D. Duarte Pio, Duque de Bragança e pretendente ao trono de Portugal

Mais de seis mil cidadãos já assinaram a petição pública eletrónica a solicitar a inclusão do duque de Bragança no protocolo de Estado, através da alteração à legislação de 2006.

A petição, online desde 12 de março e que conta atualmente com mais de 6.200 assinaturas, tem entre os peticionários o presidente da Câmara Municipal do Porto, Rui Moreira, o conselheiro de Estado Lobo Xavier, e diversas figuras de CDS-PP e PSD.

Também o politólogo Adelino Maltez ou o escritor Rui Zink, além do historiador Jaime Nogueira Pinto e dos empresários Paulo Azevedo e Paulo Teixeira Pinto.

“A lei atual é de 2006 e, quando foi discutida, esta questão já se colocou e acabou por ser aprovada uma versão em que foi completamente excluída”, disse à Lusa um dos promotores da petiçãoInclusão do Duque de Bragança na Lei do Protocolo do Estado”, Tomás Moreira.

“Passados 10 anos, houve instituições e pessoas que acharam por bem levantar o assunto, porque há algumas dificuldades protocolares no seu enquadramento quando D.Duarte Pio, que é convidado regularmente para eventos”, explicou.

O dirigente da associação monárquica Causa Real, empresário de 59 anos, garantiu que o objetivo é o assunto vir a ser debatido na Assembleia da República.

As petições, uma vez admitidas em São Bento em sede de comissão parlamentar, são entregues a um deputado para tomar as diligências consideradas adequadas. Se tiver mais de 1.000 assinaturas, os autores têm de ser ouvidos pelo parlamento. Ultrapassadas as 4.000, o assunto tem mesmo de ser levado a plenário.
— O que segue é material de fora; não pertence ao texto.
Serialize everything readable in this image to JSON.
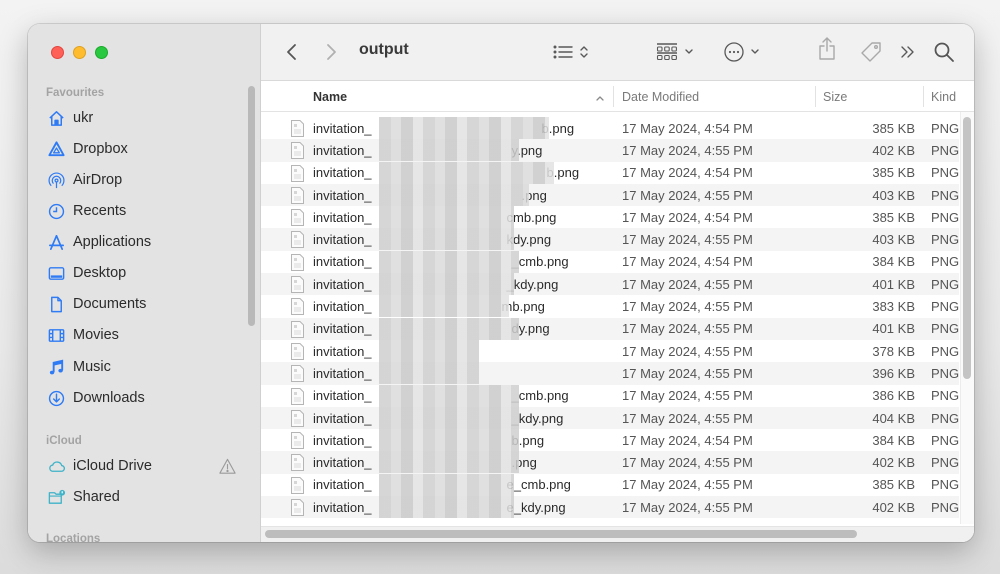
{
  "window": {
    "title": "output"
  },
  "sidebar": {
    "sections": [
      {
        "label": "Favourites",
        "items": [
          {
            "label": "ukr",
            "icon": "home-icon"
          },
          {
            "label": "Dropbox",
            "icon": "dropbox-icon"
          },
          {
            "label": "AirDrop",
            "icon": "airdrop-icon"
          },
          {
            "label": "Recents",
            "icon": "clock-icon"
          },
          {
            "label": "Applications",
            "icon": "applications-icon"
          },
          {
            "label": "Desktop",
            "icon": "desktop-icon"
          },
          {
            "label": "Documents",
            "icon": "document-icon"
          },
          {
            "label": "Movies",
            "icon": "film-icon"
          },
          {
            "label": "Music",
            "icon": "music-note-icon"
          },
          {
            "label": "Downloads",
            "icon": "download-icon"
          }
        ]
      },
      {
        "label": "iCloud",
        "items": [
          {
            "label": "iCloud Drive",
            "icon": "cloud-icon",
            "badge": "warning-icon"
          },
          {
            "label": "Shared",
            "icon": "shared-folder-icon"
          }
        ]
      },
      {
        "label": "Locations",
        "items": []
      }
    ]
  },
  "toolbar": {
    "back": "back-icon",
    "forward": "forward-icon",
    "view_mode": "list-view-icon",
    "group": "group-icon",
    "action": "more-icon",
    "share": "share-icon",
    "tag": "tag-icon",
    "overflow": "overflow-icon",
    "search": "search-icon"
  },
  "table": {
    "columns": {
      "name": "Name",
      "date": "Date Modified",
      "size": "Size",
      "kind": "Kind"
    },
    "rows": [
      {
        "prefix": "invitation_",
        "suffix": "b.png",
        "date": "17 May 2024, 4:54 PM",
        "size": "385 KB",
        "kind": "PNG"
      },
      {
        "prefix": "invitation_",
        "suffix": "y.png",
        "date": "17 May 2024, 4:55 PM",
        "size": "402 KB",
        "kind": "PNG"
      },
      {
        "prefix": "invitation_",
        "suffix": "b.png",
        "date": "17 May 2024, 4:54 PM",
        "size": "385 KB",
        "kind": "PNG"
      },
      {
        "prefix": "invitation_",
        "suffix": ".png",
        "date": "17 May 2024, 4:55 PM",
        "size": "403 KB",
        "kind": "PNG"
      },
      {
        "prefix": "invitation_",
        "suffix": "cmb.png",
        "date": "17 May 2024, 4:54 PM",
        "size": "385 KB",
        "kind": "PNG"
      },
      {
        "prefix": "invitation_",
        "suffix": "kdy.png",
        "date": "17 May 2024, 4:55 PM",
        "size": "403 KB",
        "kind": "PNG"
      },
      {
        "prefix": "invitation_",
        "suffix": "_cmb.png",
        "date": "17 May 2024, 4:54 PM",
        "size": "384 KB",
        "kind": "PNG"
      },
      {
        "prefix": "invitation_",
        "suffix": "_kdy.png",
        "date": "17 May 2024, 4:55 PM",
        "size": "401 KB",
        "kind": "PNG"
      },
      {
        "prefix": "invitation_",
        "suffix": "mb.png",
        "date": "17 May 2024, 4:55 PM",
        "size": "383 KB",
        "kind": "PNG"
      },
      {
        "prefix": "invitation_",
        "suffix": "dy.png",
        "date": "17 May 2024, 4:55 PM",
        "size": "401 KB",
        "kind": "PNG"
      },
      {
        "prefix": "invitation_",
        "suffix": "",
        "date": "17 May 2024, 4:55 PM",
        "size": "378 KB",
        "kind": "PNG"
      },
      {
        "prefix": "invitation_",
        "suffix": "",
        "date": "17 May 2024, 4:55 PM",
        "size": "396 KB",
        "kind": "PNG"
      },
      {
        "prefix": "invitation_",
        "suffix": "_cmb.png",
        "date": "17 May 2024, 4:55 PM",
        "size": "386 KB",
        "kind": "PNG"
      },
      {
        "prefix": "invitation_",
        "suffix": "_kdy.png",
        "date": "17 May 2024, 4:55 PM",
        "size": "404 KB",
        "kind": "PNG"
      },
      {
        "prefix": "invitation_",
        "suffix": "b.png",
        "date": "17 May 2024, 4:54 PM",
        "size": "384 KB",
        "kind": "PNG"
      },
      {
        "prefix": "invitation_",
        "suffix": ".png",
        "date": "17 May 2024, 4:55 PM",
        "size": "402 KB",
        "kind": "PNG"
      },
      {
        "prefix": "invitation_",
        "suffix": "e_cmb.png",
        "date": "17 May 2024, 4:55 PM",
        "size": "385 KB",
        "kind": "PNG"
      },
      {
        "prefix": "invitation_",
        "suffix": "e_kdy.png",
        "date": "17 May 2024, 4:55 PM",
        "size": "402 KB",
        "kind": "PNG"
      }
    ]
  },
  "colors": {
    "accent": "#2f7bf5",
    "icloud": "#3fb3c8"
  }
}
Enquanto chefe da Casa de Bragança, Duarte Pio tem sido convidado a participar em eventos oficiais, importantes momentos da vida do Estado, especialmente quando envolvem a participação de membros da realeza mundial, em cerimónias de celebração histórica ou cultural, no estrangeiro, como representante da comunidade portuguesa, em eventos de natureza cultural, humanitária ou religiosa”, justifica-se no texto.

A petição defende tratar-se do “reconhecimento pelo Estado português de que o chefe da Casa de Bragança é, mesmo no regime republicano vigente, o legítimo sucessor dos reis de Portugal”.
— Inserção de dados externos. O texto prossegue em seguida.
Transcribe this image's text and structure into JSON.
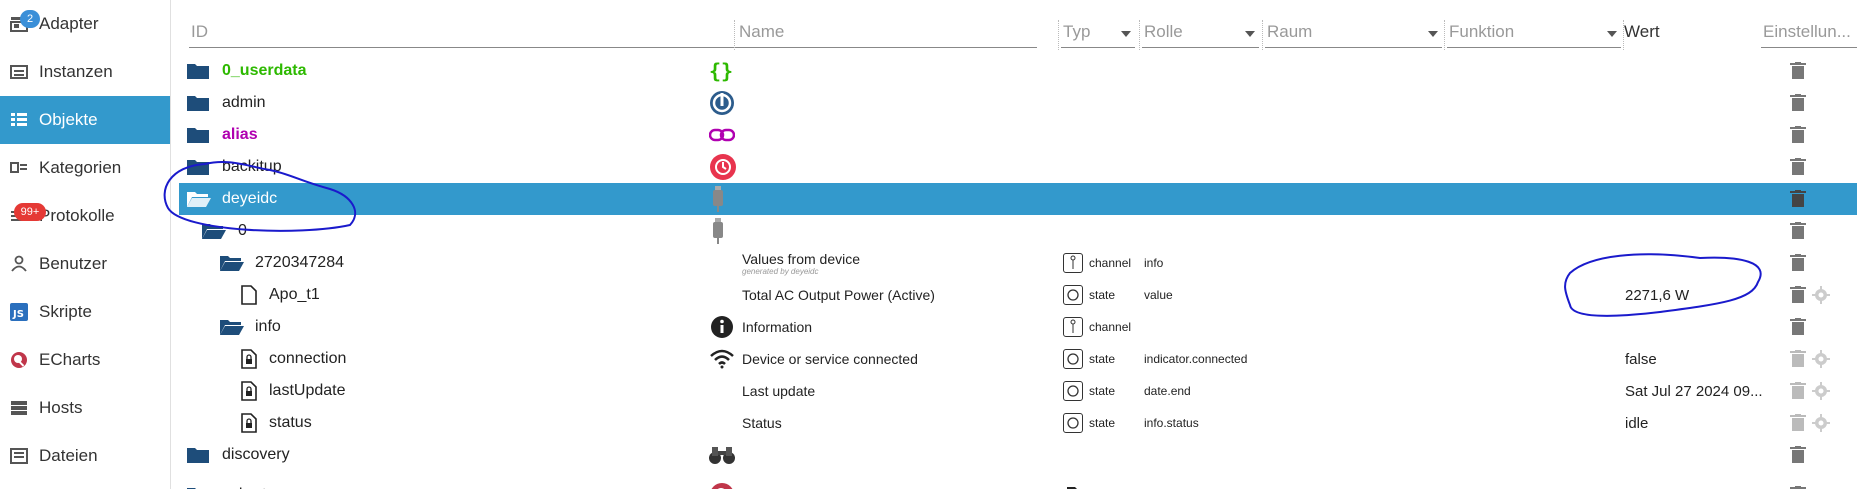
{
  "sidebar": {
    "items": [
      {
        "label": "Adapter",
        "icon": "store-icon",
        "badge": "2",
        "active": false
      },
      {
        "label": "Instanzen",
        "icon": "instances-icon",
        "active": false
      },
      {
        "label": "Objekte",
        "icon": "list-icon",
        "active": true
      },
      {
        "label": "Kategorien",
        "icon": "categories-icon",
        "active": false
      },
      {
        "label": "Protokolle",
        "icon": "logs-icon",
        "badge": "99+",
        "active": false
      },
      {
        "label": "Benutzer",
        "icon": "user-icon",
        "active": false
      },
      {
        "label": "Skripte",
        "icon": "js-icon",
        "active": false
      },
      {
        "label": "ECharts",
        "icon": "echarts-icon",
        "active": false
      },
      {
        "label": "Hosts",
        "icon": "hosts-icon",
        "active": false
      },
      {
        "label": "Dateien",
        "icon": "files-icon",
        "active": false
      }
    ]
  },
  "columns": {
    "id": "ID",
    "name": "Name",
    "type": "Typ",
    "role": "Rolle",
    "room": "Raum",
    "function": "Funktion",
    "value": "Wert",
    "settings": "Einstellun..."
  },
  "rows": [
    {
      "id": "0_userdata",
      "style": "green",
      "icon": "braces-icon"
    },
    {
      "id": "admin",
      "icon": "admin-power-icon"
    },
    {
      "id": "alias",
      "style": "purple",
      "icon": "link-icon"
    },
    {
      "id": "backitup",
      "icon": "clock-backup-icon"
    },
    {
      "id": "deyeidc",
      "icon": "device-plug-icon",
      "selected": true
    },
    {
      "id": "0",
      "icon": "device-plug-icon"
    },
    {
      "id": "2720347284",
      "name": "Values from device",
      "sub": "generated by deyeidc",
      "type": "channel",
      "role": "info"
    },
    {
      "id": "Apo_t1",
      "name": "Total AC Output Power (Active)",
      "type": "state",
      "role": "value",
      "value": "2271,6 W"
    },
    {
      "id": "info",
      "name": "Information",
      "type": "channel",
      "icon": "info-icon"
    },
    {
      "id": "connection",
      "name": "Device or service connected",
      "type": "state",
      "role": "indicator.connected",
      "value": "false",
      "icon": "wifi-icon"
    },
    {
      "id": "lastUpdate",
      "name": "Last update",
      "type": "state",
      "role": "date.end",
      "value": "Sat Jul 27 2024 09..."
    },
    {
      "id": "status",
      "name": "Status",
      "type": "state",
      "role": "info.status",
      "value": "idle"
    },
    {
      "id": "discovery",
      "icon": "binoculars-icon"
    },
    {
      "id": "echarts",
      "name": "echarts",
      "type": "meta",
      "icon": "echarts-icon"
    }
  ],
  "colors": {
    "accent": "#3399cc",
    "green": "#2db900",
    "purple": "#b000b0",
    "annotation": "#1a1acc"
  }
}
Assim, “a maturidade do regime republicano deveria permitir a formalização deste relacionamento, passando a incluir o tratamento devido ao duque de Bragança na Lei das Precedências do Protocolo do Estado Português’”, como “já acontece com as altas entidades estrangeiras e internacionais, diplomáticas, religiosas, universitárias e os parceiros sociais”.

Outro antigo autarca, Carmona Rodrigues, atuais e antigos deputados e dirigentes democratas-cristãos como Diogo Feio, Nuno Melo, Telmo Correia, Mota Soares, mas também os jornalistas e escritores Miguel Esteves Cardoso, Eduardo Cintra Torres e Henrique Raposo, bem como o cozinheiro Hélio Loureiro, figuram entre os subscritores.